A Letter from William Edward Chapman to His Father in 1862


When he was still a high school student, William Edward Chapman, known as Ed, wrote to his father, William Pendleton Chapman. A transcription of the first page of the letter is below:

April 11, 1862

Dear Father,

I received your letter of the 17th yesterday noon. In the afternoon I saw W.T. Williams and he said he would ship the provisions at 40 cents per hundred 10 cents per hundred cheaper than he did the others. The Portsmouth arrived that same afternoon and this afternoon we loaded the provisions. I got the insurance on it just now, paid $5.04. I also got G.J. Anderson to insure the $3000 on the provisions in Keech’s building, paid $3.75 for insuring that. The Sandusky Gas Light Co. have declared a dividend & they gave me a check on Moss Brothers, so I went and got the money and paid for these things instead of taking it out of the drawer. The girl has left: she is going to be married next Monday. She found us another girl though.

Poor Henry Barney is dead! He died from the effects of his wound at Pittsburgh Landing. He died in the hospital at Louisville on last Friday night between 10 & 11 o’clock. His mother was with him. His remains were brought home last night & he was buried with military honors this afternoon.
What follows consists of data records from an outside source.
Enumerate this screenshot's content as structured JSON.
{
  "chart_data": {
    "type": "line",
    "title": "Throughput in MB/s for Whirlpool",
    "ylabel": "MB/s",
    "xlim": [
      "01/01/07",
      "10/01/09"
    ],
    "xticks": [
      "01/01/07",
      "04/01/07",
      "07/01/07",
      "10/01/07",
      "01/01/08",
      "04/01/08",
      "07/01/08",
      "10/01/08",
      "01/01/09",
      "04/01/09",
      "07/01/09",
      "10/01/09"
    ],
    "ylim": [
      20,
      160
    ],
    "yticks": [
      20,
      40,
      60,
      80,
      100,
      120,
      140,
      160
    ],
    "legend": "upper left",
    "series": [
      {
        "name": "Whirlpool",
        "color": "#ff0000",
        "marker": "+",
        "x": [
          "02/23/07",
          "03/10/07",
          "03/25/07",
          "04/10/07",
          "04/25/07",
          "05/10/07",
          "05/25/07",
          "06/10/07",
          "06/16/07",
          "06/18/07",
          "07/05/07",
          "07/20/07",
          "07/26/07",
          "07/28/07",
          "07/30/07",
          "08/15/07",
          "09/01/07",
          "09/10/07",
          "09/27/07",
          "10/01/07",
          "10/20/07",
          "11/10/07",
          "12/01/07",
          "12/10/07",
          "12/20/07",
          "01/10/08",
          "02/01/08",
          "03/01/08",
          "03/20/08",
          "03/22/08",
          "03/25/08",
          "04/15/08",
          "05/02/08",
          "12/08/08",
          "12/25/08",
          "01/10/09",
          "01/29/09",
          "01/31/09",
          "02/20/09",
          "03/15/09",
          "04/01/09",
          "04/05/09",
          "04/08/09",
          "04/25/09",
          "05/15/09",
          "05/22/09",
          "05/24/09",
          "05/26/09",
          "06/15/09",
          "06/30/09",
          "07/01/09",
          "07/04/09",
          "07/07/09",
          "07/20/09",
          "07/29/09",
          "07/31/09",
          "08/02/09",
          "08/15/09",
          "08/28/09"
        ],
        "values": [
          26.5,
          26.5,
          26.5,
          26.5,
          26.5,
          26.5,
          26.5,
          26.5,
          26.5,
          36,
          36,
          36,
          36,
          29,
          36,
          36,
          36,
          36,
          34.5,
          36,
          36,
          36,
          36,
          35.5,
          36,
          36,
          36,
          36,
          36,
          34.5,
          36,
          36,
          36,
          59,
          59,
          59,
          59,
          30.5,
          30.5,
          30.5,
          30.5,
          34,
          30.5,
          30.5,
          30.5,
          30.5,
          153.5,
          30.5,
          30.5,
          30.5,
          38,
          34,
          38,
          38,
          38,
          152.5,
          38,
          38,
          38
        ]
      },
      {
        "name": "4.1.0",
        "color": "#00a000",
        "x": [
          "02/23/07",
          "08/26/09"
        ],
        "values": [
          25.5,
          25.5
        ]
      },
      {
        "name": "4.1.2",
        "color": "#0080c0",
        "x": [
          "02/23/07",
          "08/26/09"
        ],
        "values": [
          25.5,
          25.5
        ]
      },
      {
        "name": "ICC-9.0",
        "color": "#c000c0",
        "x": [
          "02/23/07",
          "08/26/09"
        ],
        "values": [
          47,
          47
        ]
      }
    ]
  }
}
It’s about as sorrowful a time here as I ever knew. He was buried from the Church. Dr. Bronson preached a funeral

[The second page of the letter continued:]

sermon. Henry fought all day Thursday & Friday, rested Saturday, & then fought Sunday & Monday till 2 o’clock in the afternoon. He was lying on his back loading, with his knee elevated, when a bullet struck him below the knee, hit the bone & shattered his knee all to pieces. It is thought, if it had been amputated on the field, his life could have been saved, but he kept sinking lower & lower & after it was dressed the last time he fell right away & died that night. He said before he died that he had seen enough of war. If anyone that passed through those days might well say so. It seems hard to be shot nearly the last thing. Olds had a narrow escape. A ball went through his cap & bruised his head without hurting him. Everybody feels as bad nearly as if they lost a brother. I can’t realize that it is so.

Yours affectionately,

Ed


William Edward Chapman worked as a clerk in the freight office of the Sandusky, Mansfield & Newark Railroad. Later he worked for the Erie Railway at Dunkirk, New York. He moved back to Sandusky for a time, and in the 1890s he and his wife and children moved to Cuyahoga County, Ohio, where he worked successfully in the lake transportation business.

William Edward Chapman died in 1925 in Cleveland, Ohio. He was buried at Sandusky’s Oakland Cemetery next to his wife, the former Julia Mills. The Sandusky Library Archives Research Center is fortunate to have a series of nineteenth century letters written to and from members of the Chapman and Pendleton families. These letters help us to more clearly understand the daily lives of early settlers of Erie County, Ohio. William Edward Chapman’s letter poignantly shows the sadness that is experienced when someone loses a loved one to war injuries.